Have your MySpace page, but get a site outside MySpace – it’s dying and reads as cheap / generic. Remove all Flash from your website. Remove all stupid intros and load-times. MAKE IT SIMPLE TO NAVIGATE AND EASY TO FIND AND HEAR MUSIC (but don’t autoplay). Constantly update your site with content – pictures, blogs, whatever. Give people a reason to return to your site all the time. Put up a bulletin board and start a community. Engage your fans (with caution!) Make cheap videos. Film yourself talking. Play shows. Make interesting things. Get a Twitter account. Be interesting. Be real. Submit your music to blogs that may be interested. NEVER CHASE TRENDS. Utilize the multitude of tools available to you for very little cost of any – Flickr / YouTube / Vimeo / SoundCloud / Twitter etc.
The key phrase for me is this one: make it simple to navigate and easy to find and hear music.
When I read the Savikas article, one of the points I understood was this: the success of iTunes lay in the quality of the service they offered, the simplicity and convenience, rather than in premium content. In fact, the pricing of digital goods tends to reflect this: prices for songs, albums, films and books tend to be very similar for a given class of digital good, suggesting that the content behaves like a commodity, that the perceived value is in service simplicity. When you take into account recent developments such as Ofcom’s stance on Sky’s exclusive premium content, there is every possibility that there’s going to be downward pressure on the prices of premium digital content.
So let me summarise. I don’t know much about how the world is changing as a result of the internet and the web, as a result of digitisation. What I do know is this: these changes are putting real structural pressure on a number of industries, particularly on the “publishing” industries of music, film, journalism and books. Every participant in the supply chains of those industries is feeling that pressure.

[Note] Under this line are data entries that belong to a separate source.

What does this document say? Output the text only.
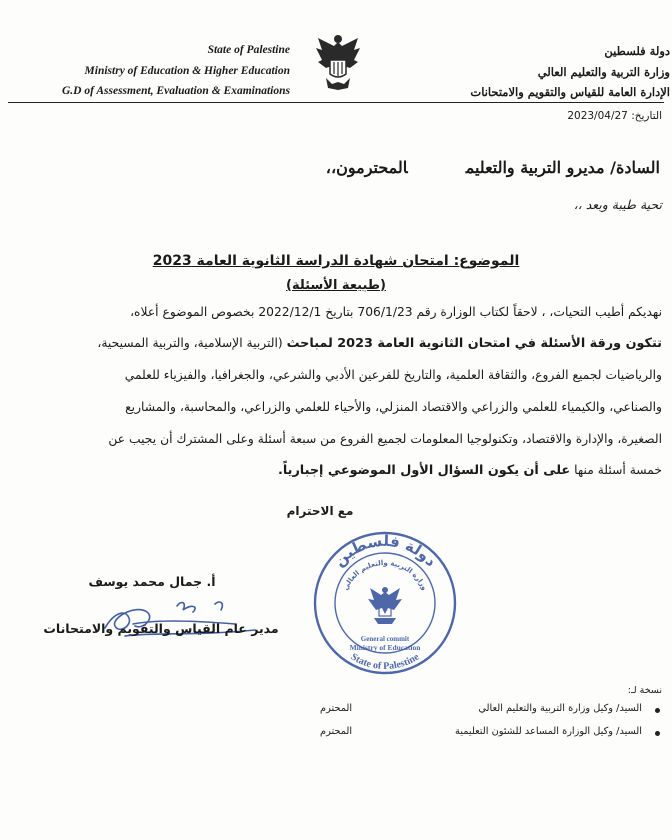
State of Palestine
Ministry of Education & Higher Education
G.D of Assessment, Evaluation & Examinations
دولة فلسطين
وزارة التربية والتعليم العالي
الإدارة العامة للقياس والتقويم والامتحانات
التاريخ: 2023/04/27
السادة/ مديرو التربية والتعليمالمحترمون،،
تحية طيبة وبعد ،،
الموضوع: امتحان شهادة الدراسة الثانوية العامة 2023
(طبيعة الأسئلة)
نهديكم أطيب التحيات، ، لاحقاً لكتاب الوزارة رقم 706/1/23 بتاريخ 2022/12/1 بخصوص الموضوع أعلاه،
تتكون ورقة الأسئلة في امتحان الثانوية العامة 2023 لمباحث (التربية الإسلامية، والتربية المسيحية،
والرياضيات لجميع الفروع، والثقافة العلمية، والتاريخ للفرعين الأدبي والشرعي، والجغرافيا، والفيزياء للعلمي
والصناعي، والكيمياء للعلمي والزراعي والاقتصاد المنزلي، والأحياء للعلمي والزراعي، والمحاسبة، والمشاريع
الصغيرة، والإدارة والاقتصاد، وتكنولوجيا المعلومات لجميع الفروع من سبعة أسئلة وعلى المشترك أن يجيب عن
خمسة أسئلة منها على أن يكون السؤال الأول الموضوعي إجبارياً.
مع الاحترام
دولة فلسطين
وزارة التربية والتعليم العالي
General commit
Ministry of Education
State of Palestine
أ. جمال محمد يوسف
مدير عام القياس والتقويم والامتحانات
نسخة لـ:
السيد/ وكيل وزارة التربية والتعليم العالي
المحترم
السيد/ وكيل الوزارة المساعد للشئون التعليمية
المحترم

During such a time of flux, the customer becomes even more of a scarcity, even more of an asset. Any action you take which alienates customers, you take at your peril.

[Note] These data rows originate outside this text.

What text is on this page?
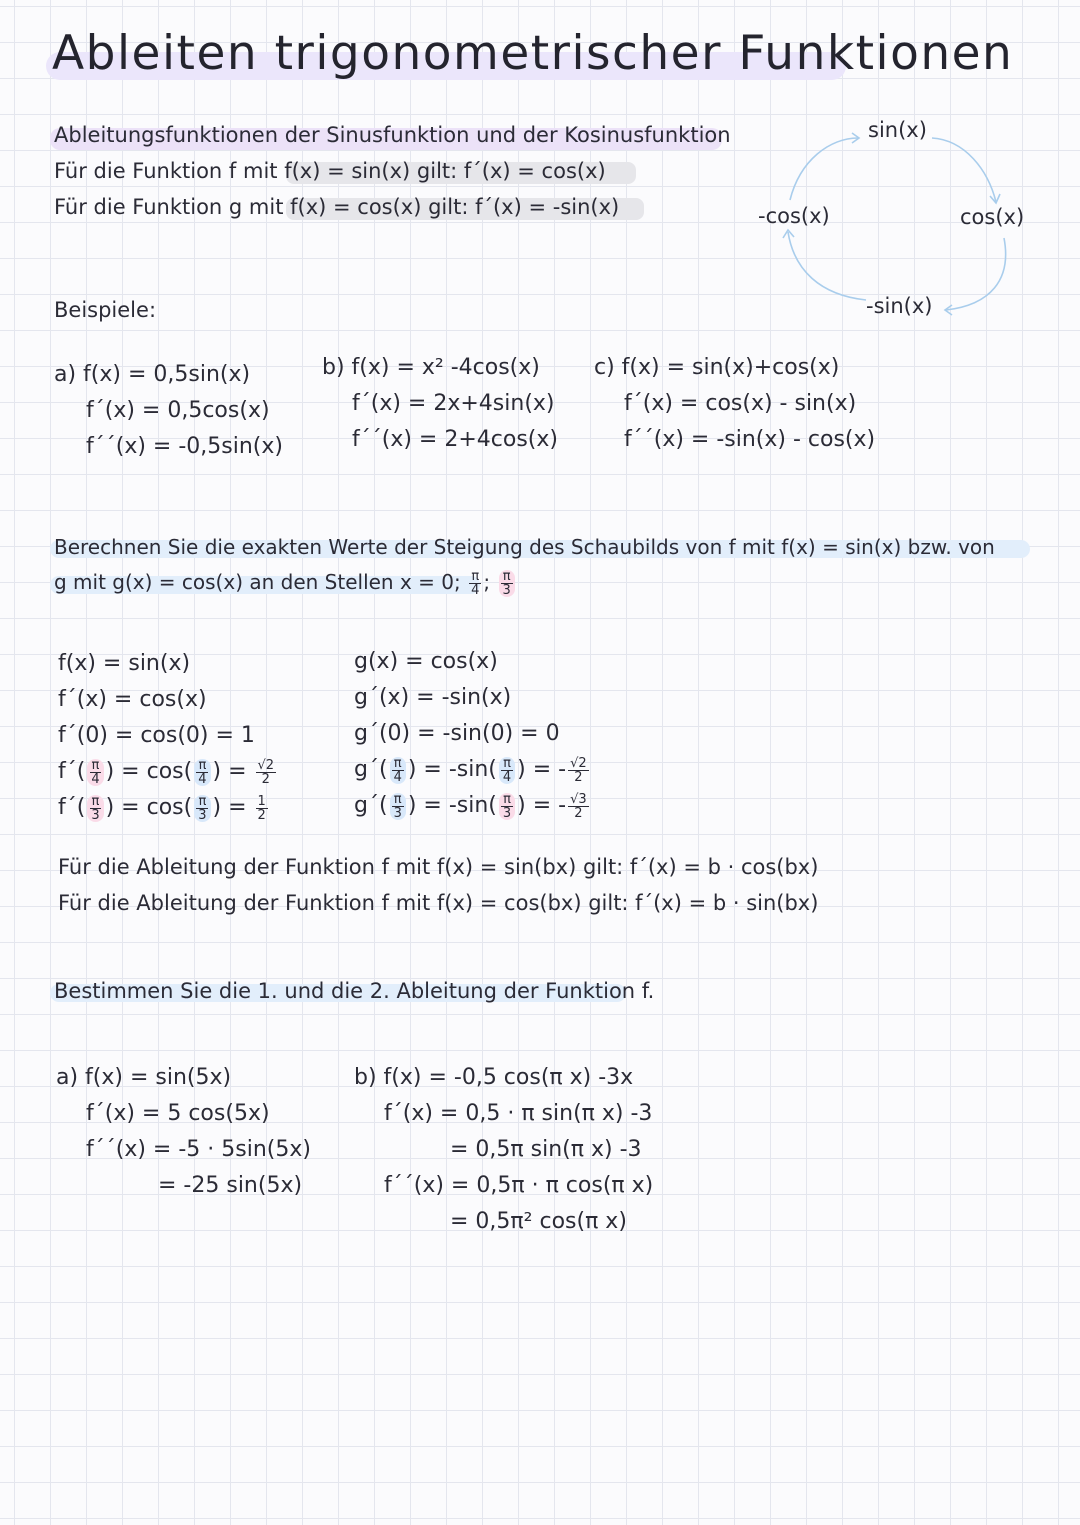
Ableiten trigonometrischer Funktionen
Ableitungsfunktionen der Sinusfunktion und der Kosinusfunktion
Für die Funktion f mit f(x) = sin(x) gilt: f´(x) = cos(x)
Für die Funktion g mit f(x) = cos(x) gilt: f´(x) = -sin(x)
sin(x)
cos(x)
-sin(x)
-cos(x)
Beispiele:
a) f(x) = 0,5sin(x)
f´(x) = 0,5cos(x)
f´´(x) = -0,5sin(x)
b) f(x) = x² -4cos(x)
f´(x) = 2x+4sin(x)
f´´(x) = 2+4cos(x)
c) f(x) = sin(x)+cos(x)
f´(x) = cos(x) - sin(x)
f´´(x) = -sin(x) - cos(x)
Berechnen Sie die exakten Werte der Steigung des Schaubilds von f mit f(x) = sin(x) bzw. von
g mit g(x) = cos(x) an den Stellen x = 0; $\frac{\pi}{4}$ ; $\frac{\pi}{3}$
f(x) = sin(x)
f´(x) = cos(x)
f´(0) = cos(0) = 1
f´( $\frac{\pi}{4}$ ) = $\cos( \frac{\pi}{4}$ ) = $\frac{√2}{2}$
f´( $\frac{\pi}{3}$ ) = $\cos( \frac{\pi}{3}$ ) = $\frac{1}{2}$
g(x) = cos(x)
g´(x) = -sin(x)
g´(0) = -sin(0) = 0
g´( $\frac{\pi}{4}$ ) = $-\sin( \frac{\pi}{4}$ ) = - $\frac{√2}{2}$
g´( $\frac{\pi}{3}$ ) = $-\sin( \frac{\pi}{3}$ ) = - $\frac{√3}{2}$
Für die Ableitung der Funktion f mit f(x) = sin(bx) gilt: f´(x) = b · cos(bx)
Für die Ableitung der Funktion f mit f(x) = cos(bx) gilt: f´(x) = b · sin(bx)
Bestimmen Sie die 1. und die 2. Ableitung der Funktion f.
a) f(x) = sin(5x)
f´(x) = 5 cos(5x)
f´´(x) = -5 · 5sin(5x)
= -25 sin(5x)
b) f(x) = -0,5 cos(π x) -3x
f´(x) = 0,5 · π sin(π x) -3
= 0,5π sin(π x) -3
f´´(x) = 0,5π · π cos(π x)
= 0,5π² cos(π x)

In this context, the actions of the music industry at this time, particularly in the context of the Digital Economy Bill, seem foolhardy in the extreme. Foolhardy enough for shareholders and activists to look at the consequences very carefully, and to take legal action against the decision makers.
You know something? If I was one of those people who’d lobbied to put all the garbage in the Digital Economy Bill, I would start praying. Now.
And I would write to my MP and ask that the Bill be withdrawn. Even if I worked for the BPI. Particularly if I worked for the BPI.
Sometimes it pays to Be Careful What You Wish For.